On both sides of the Missouri River from the mouth of the Platte as far north as Little Bow River, in Cedar County, lived the Omaha tribe. They claimed Nebraska westward as far as the Elkhorn River and Shell Creek. Their great chief Blackbird was the first Indian of this region whose name is known to white men. The Omaha Tribe had about 3000 people.
The Omaha Indians were hunters and planters. During the planting season the men would clear the fields in preparation for planting, whereupon the women would actually do the planting. Hunting was the primary responsibility of the men, with buffalo, deer, bear and small mammals being the targets. Birds and fish were also a part of the Omaha diet. The women would also gather roots and plants like ground nuts, artichokes and mushrooms.
The Omaha Indians used roots and plants, game, birds and fish for food. Some of the roots and plants they used were ground nuts, artichokes, milkweed and mushrooms. They also ate antelope, badgers, bears, buffalo, chipmunk, rabbit, and squirrel. The birds they ate were boiled and roasted. Some birds used were the blackbird, crane, dove, duck, goose, turkey, swan and robin. They fished from streams and lakes. They ate trout, garfish, and pickerel.
They also ate beans, squash, corn and melons.
The Omaha tribe lived in tipis and earth lodges. They lived in tipi's during the fall and winter months when they were hunting buffalo. The tipi was made from 9 to10 buffalo skins and the frame was made from cedar poles that were 14 to 16 feet in length. There was only one black pole and the rest were white. The frame of a tipi could hold up against a fairly heavy wind. The entrance to the tipi faced to the west when the tribe was traveling. It was the women's job to set up the tipis.
The Omaha learned how to make earth lodges from the Pawnee. They lived in the earth lodges during the summer and spring. They stripped the bark of trees and used them as poles. The earth lodge was almost 8 feet high with a dome shaped roof. It was about 20 to 60 inches in diameter. There was an opening at the top of the earth lodge for smoke to go out and for sunlight to come in. They had a fireplace. The men and women built the earth lodge together.
The Omaha Indians wore leggings. The shirt was decorated with embroidery, fringe or paint. The moccasins were made without soles. They were made the same except the women's moccasins were not as decorated as the men's. The tunic was the woman's shirt. The shirt was held in place by the belt. The robe was also an important part of the Omaha Indian's clothing.
The Omaha men wore their hair long and also wore earrings. The women sometimes painted the part of their hair red.
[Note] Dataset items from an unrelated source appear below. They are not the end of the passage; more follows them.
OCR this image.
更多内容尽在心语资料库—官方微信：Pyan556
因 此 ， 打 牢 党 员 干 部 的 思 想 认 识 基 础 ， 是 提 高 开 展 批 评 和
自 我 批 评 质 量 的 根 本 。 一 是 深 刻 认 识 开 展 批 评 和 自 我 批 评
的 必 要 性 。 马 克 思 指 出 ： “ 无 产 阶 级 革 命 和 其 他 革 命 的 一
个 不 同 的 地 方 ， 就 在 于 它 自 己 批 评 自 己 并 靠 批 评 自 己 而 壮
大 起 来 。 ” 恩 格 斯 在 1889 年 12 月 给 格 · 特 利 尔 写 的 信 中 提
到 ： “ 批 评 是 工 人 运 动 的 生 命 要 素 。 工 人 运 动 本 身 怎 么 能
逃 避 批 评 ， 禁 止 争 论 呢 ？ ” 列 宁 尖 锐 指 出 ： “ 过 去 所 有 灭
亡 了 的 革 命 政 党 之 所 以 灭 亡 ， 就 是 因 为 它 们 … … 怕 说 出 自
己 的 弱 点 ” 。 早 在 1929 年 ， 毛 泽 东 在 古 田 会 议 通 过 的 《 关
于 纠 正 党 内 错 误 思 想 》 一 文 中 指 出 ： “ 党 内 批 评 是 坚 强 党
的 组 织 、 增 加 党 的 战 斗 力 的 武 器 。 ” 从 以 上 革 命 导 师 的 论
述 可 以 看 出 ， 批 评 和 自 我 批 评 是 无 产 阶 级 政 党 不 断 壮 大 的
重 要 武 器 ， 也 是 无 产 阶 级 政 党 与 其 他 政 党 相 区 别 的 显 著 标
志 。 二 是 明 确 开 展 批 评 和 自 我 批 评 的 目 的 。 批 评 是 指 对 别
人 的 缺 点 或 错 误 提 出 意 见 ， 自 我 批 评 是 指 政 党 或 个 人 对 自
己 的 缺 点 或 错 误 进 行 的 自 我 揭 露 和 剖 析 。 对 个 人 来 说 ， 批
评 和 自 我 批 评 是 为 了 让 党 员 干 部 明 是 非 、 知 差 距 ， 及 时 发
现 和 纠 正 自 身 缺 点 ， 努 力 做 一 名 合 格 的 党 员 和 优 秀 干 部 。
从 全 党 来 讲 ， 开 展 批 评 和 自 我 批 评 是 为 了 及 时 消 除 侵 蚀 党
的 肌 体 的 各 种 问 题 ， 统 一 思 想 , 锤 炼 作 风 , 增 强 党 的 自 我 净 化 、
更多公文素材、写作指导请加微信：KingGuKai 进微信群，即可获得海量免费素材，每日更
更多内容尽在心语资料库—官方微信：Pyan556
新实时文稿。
The Omaha Indian used signs from nature to explain the things happening around them. When there were fireflies around them that meant it would rain during the night. When the birds sang in the morning it would be clear. Mist in the morning meant a hot day. When the horses played after long rains it probably meant the rain was over.
In the village, everyone had certain jobs. The men did the heavy work. They cleared the garden for planting and were responsible for the hunting. They also protected and defended the village. The women made the clothing and set up the tipis. They planted the gardens and made the food, tools and clothing. The children learned how to do grown up things. Girls took care of the babies and learned how to sew and cook. The boys cared for the horses and learned how to hunt, garden and become warriors. The children also loved to play games like keeping house or going on the hunt. Some of their toys were made of clay. The dolls were made with wood or corn cobs. The made drums, whistles and rattles. Other popular games were Follow the Leader and Cat's Cradle. During the winter, they made sleds from bones.
At first the Omaha Indians walked by foot. They used dogs to carry things around early on, then they used horses as a means to get around and carry things. They would use a
"Travois" which is two poles attached to the back of a dog or horse so they could carry things from one place to another.
The word Omaha means ‘those who go upstream’ or ‘against the current.’
Omaha women were skilled craftspeople. They made pots, wove baskets and made tools from bone and wood.